Experiments were designed to determine the subtype of potassium channels activated by the nitrovasodilator 3-morpholinosydnonimine (SIN-1). Membrane potential was recorded by means of intracellular microelectrodes inserted from the adventitial side, in the vascular smooth muscle cells of isolated segments of the carotid artery of the guinea-pig, superfused with thermostated. modified Krebs-Finger bicarbonate solution (containing N-omega-nitro-L-arginine and indomethacin). Potassium currents were recorded, at room temperature, in freshly dissociated smooth muscle cells from both preparations by the patch clamp technique (whole-cell, cell-attached, and excised configurations). SIN-1 caused a significant hyperpolarization of the smooth muscle cells of the guinea-pig carotid artery. The effects of SIN-1 were not affected by apamin, charybdotoxin, or the combination of the two toxins, but were abolished by glibenclamide. In freshly dissociated smooth muscle cells of the guinea-pig carotid artery, SIN-1 induced small or no modification of the whole-cell potassium current and of the iberiotoxin-sensitive potassium current, measured with the patch clamp technique (cell-attached configuration). However, the nitrovasodilator activated a small glibenclamide-sensitive current.

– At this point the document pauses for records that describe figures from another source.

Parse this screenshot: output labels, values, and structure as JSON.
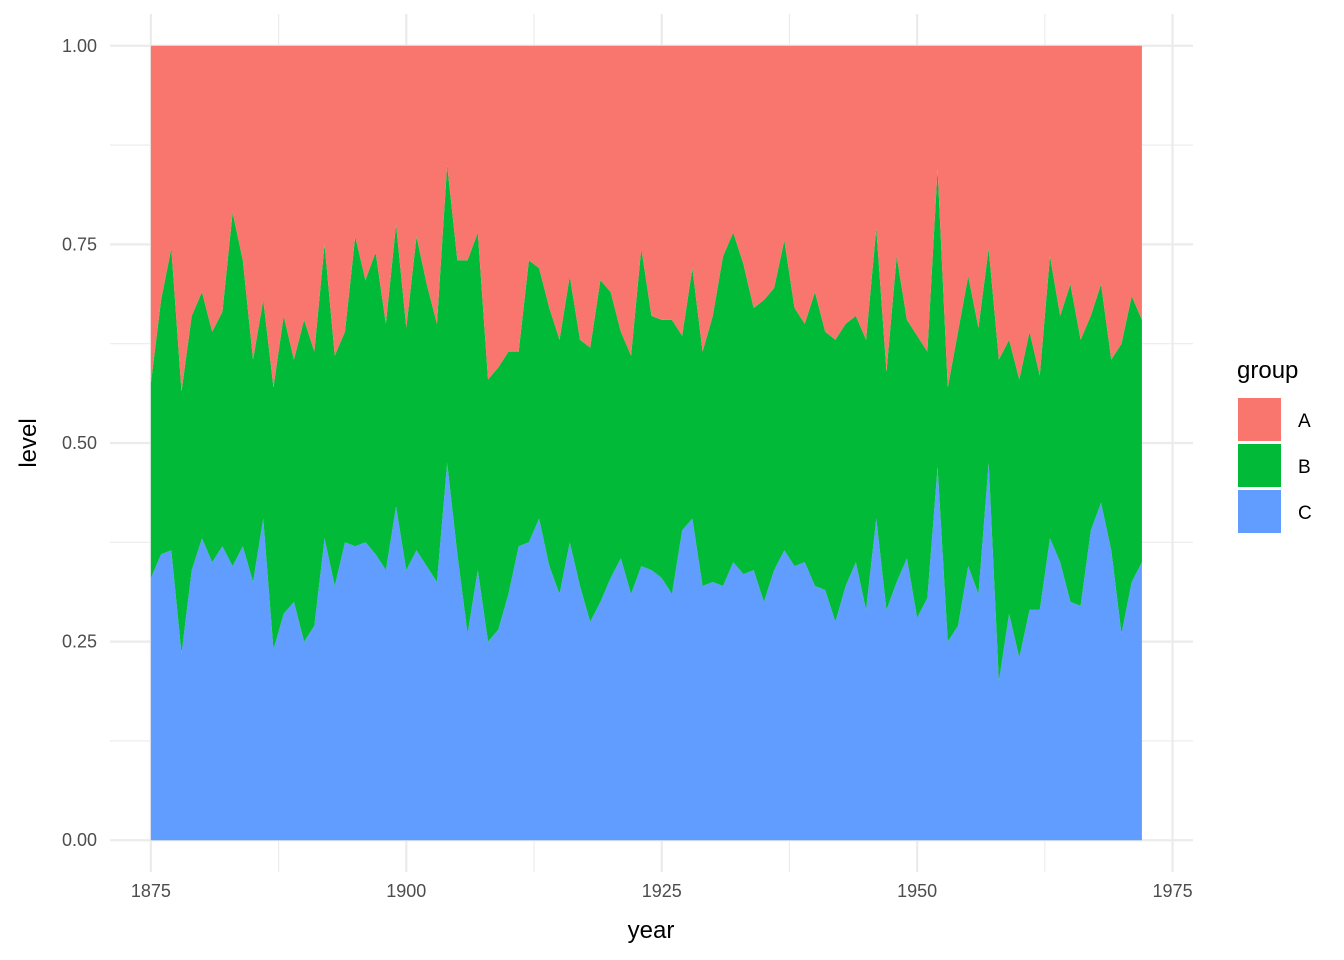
{
  "chart_data": {
    "type": "area",
    "stacked": "fill",
    "xlabel": "year",
    "ylabel": "level",
    "xlim": [
      1871,
      1977
    ],
    "ylim": [
      -0.04,
      1.04
    ],
    "x_ticks": [
      1875,
      1900,
      1925,
      1950,
      1975
    ],
    "x_tick_labels": [
      "1875",
      "1900",
      "1925",
      "1950",
      "1975"
    ],
    "y_ticks": [
      0,
      0.25,
      0.5,
      0.75,
      1
    ],
    "y_tick_labels": [
      "0.00",
      "0.25",
      "0.50",
      "0.75",
      "1.00"
    ],
    "grid": true,
    "legend": {
      "title": "group",
      "position": "right",
      "entries": [
        "A",
        "B",
        "C"
      ]
    },
    "colors": {
      "A": "#F8766D",
      "B": "#00BA38",
      "C": "#619CFF"
    },
    "x": [
      1875,
      1876,
      1877,
      1878,
      1879,
      1880,
      1881,
      1882,
      1883,
      1884,
      1885,
      1886,
      1887,
      1888,
      1889,
      1890,
      1891,
      1892,
      1893,
      1894,
      1895,
      1896,
      1897,
      1898,
      1899,
      1900,
      1901,
      1902,
      1903,
      1904,
      1905,
      1906,
      1907,
      1908,
      1909,
      1910,
      1911,
      1912,
      1913,
      1914,
      1915,
      1916,
      1917,
      1918,
      1919,
      1920,
      1921,
      1922,
      1923,
      1924,
      1925,
      1926,
      1927,
      1928,
      1929,
      1930,
      1931,
      1932,
      1933,
      1934,
      1935,
      1936,
      1937,
      1938,
      1939,
      1940,
      1941,
      1942,
      1943,
      1944,
      1945,
      1946,
      1947,
      1948,
      1949,
      1950,
      1951,
      1952,
      1953,
      1954,
      1955,
      1956,
      1957,
      1958,
      1959,
      1960,
      1961,
      1962,
      1963,
      1964,
      1965,
      1966,
      1967,
      1968,
      1969,
      1970,
      1971,
      1972
    ],
    "series": [
      {
        "name": "C",
        "values": [
          0.33,
          0.36,
          0.365,
          0.235,
          0.34,
          0.38,
          0.35,
          0.37,
          0.345,
          0.37,
          0.325,
          0.405,
          0.24,
          0.285,
          0.3,
          0.25,
          0.27,
          0.38,
          0.32,
          0.375,
          0.37,
          0.375,
          0.36,
          0.34,
          0.42,
          0.34,
          0.365,
          0.345,
          0.325,
          0.475,
          0.36,
          0.26,
          0.34,
          0.25,
          0.265,
          0.31,
          0.37,
          0.375,
          0.405,
          0.345,
          0.31,
          0.375,
          0.32,
          0.275,
          0.3,
          0.33,
          0.355,
          0.31,
          0.345,
          0.34,
          0.33,
          0.31,
          0.39,
          0.405,
          0.32,
          0.325,
          0.32,
          0.35,
          0.335,
          0.34,
          0.3,
          0.34,
          0.365,
          0.345,
          0.35,
          0.32,
          0.315,
          0.275,
          0.32,
          0.35,
          0.29,
          0.405,
          0.29,
          0.325,
          0.355,
          0.28,
          0.305,
          0.47,
          0.25,
          0.27,
          0.345,
          0.31,
          0.475,
          0.2,
          0.285,
          0.23,
          0.29,
          0.29,
          0.38,
          0.35,
          0.3,
          0.295,
          0.39,
          0.425,
          0.365,
          0.26,
          0.325,
          0.35
        ]
      },
      {
        "name": "B",
        "values": [
          0.245,
          0.32,
          0.38,
          0.33,
          0.32,
          0.31,
          0.29,
          0.295,
          0.445,
          0.36,
          0.28,
          0.275,
          0.33,
          0.375,
          0.305,
          0.405,
          0.345,
          0.37,
          0.29,
          0.265,
          0.39,
          0.33,
          0.38,
          0.31,
          0.355,
          0.305,
          0.395,
          0.355,
          0.325,
          0.375,
          0.37,
          0.47,
          0.425,
          0.33,
          0.33,
          0.305,
          0.245,
          0.355,
          0.315,
          0.325,
          0.32,
          0.335,
          0.31,
          0.345,
          0.405,
          0.36,
          0.285,
          0.3,
          0.4,
          0.32,
          0.325,
          0.345,
          0.245,
          0.315,
          0.295,
          0.335,
          0.415,
          0.415,
          0.39,
          0.33,
          0.38,
          0.355,
          0.39,
          0.325,
          0.3,
          0.37,
          0.325,
          0.355,
          0.33,
          0.31,
          0.34,
          0.365,
          0.3,
          0.41,
          0.3,
          0.355,
          0.31,
          0.375,
          0.32,
          0.37,
          0.365,
          0.335,
          0.27,
          0.405,
          0.345,
          0.35,
          0.35,
          0.295,
          0.355,
          0.31,
          0.4,
          0.335,
          0.27,
          0.275,
          0.24,
          0.365,
          0.36,
          0.305
        ]
      },
      {
        "name": "A",
        "values": [
          0.425,
          0.32,
          0.255,
          0.435,
          0.34,
          0.31,
          0.36,
          0.335,
          0.21,
          0.27,
          0.395,
          0.32,
          0.43,
          0.34,
          0.395,
          0.345,
          0.385,
          0.25,
          0.39,
          0.36,
          0.24,
          0.295,
          0.26,
          0.35,
          0.225,
          0.355,
          0.24,
          0.3,
          0.35,
          0.15,
          0.27,
          0.27,
          0.235,
          0.42,
          0.405,
          0.385,
          0.385,
          0.27,
          0.28,
          0.33,
          0.37,
          0.29,
          0.37,
          0.38,
          0.295,
          0.31,
          0.36,
          0.39,
          0.255,
          0.34,
          0.345,
          0.345,
          0.365,
          0.28,
          0.385,
          0.34,
          0.265,
          0.235,
          0.275,
          0.33,
          0.32,
          0.305,
          0.245,
          0.33,
          0.35,
          0.31,
          0.36,
          0.37,
          0.35,
          0.34,
          0.37,
          0.23,
          0.41,
          0.265,
          0.345,
          0.365,
          0.385,
          0.155,
          0.43,
          0.36,
          0.29,
          0.355,
          0.255,
          0.395,
          0.37,
          0.42,
          0.36,
          0.415,
          0.265,
          0.34,
          0.3,
          0.37,
          0.34,
          0.3,
          0.395,
          0.375,
          0.315,
          0.345
        ]
      }
    ]
  }
}
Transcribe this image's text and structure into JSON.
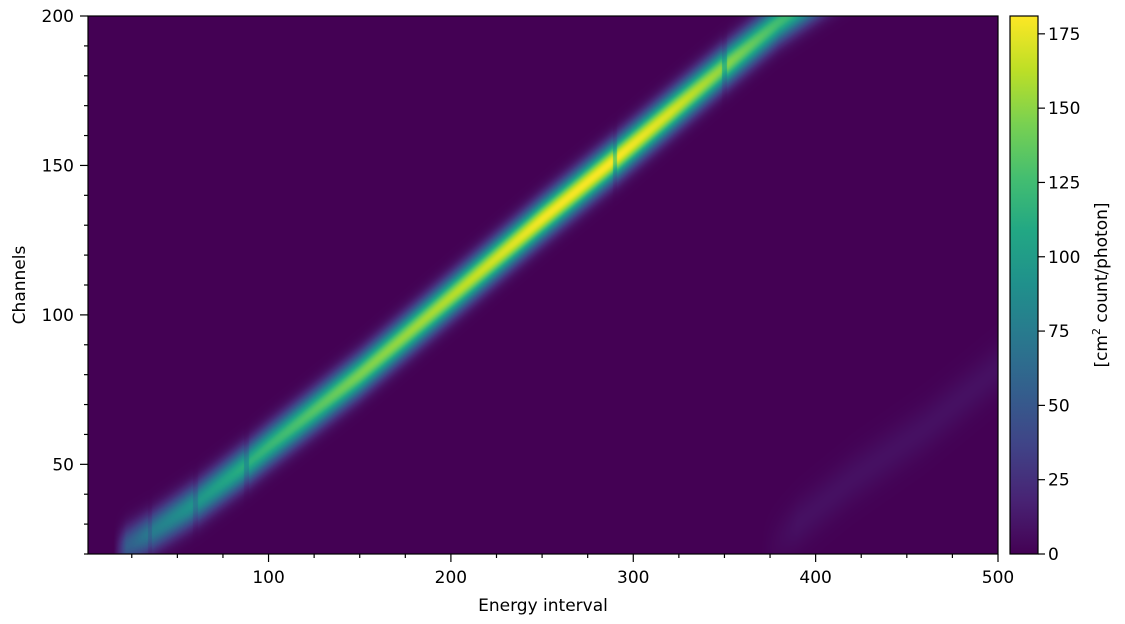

In contrast, in freshly dissociated smooth muscle cells of the rabbit aorta, SIN-1 enhanced the activity of the global potassium current and of the iberiotoxin-sensitive potassium current. These findings suggest that the effects of NO in vascular smooth muscle are species-dependent. It activates ATP-sensitive potassium channels in smooth muscle cells of the guinea pig carotid artery and large conductance calcium-sensitive potassium channels in smooth muscle cells of the rabbit aorta. This results further confirm that NO and EDHF (which activates a glibenclamide-insensitive potassium conductance) are different in the guinea-pig carotid artery.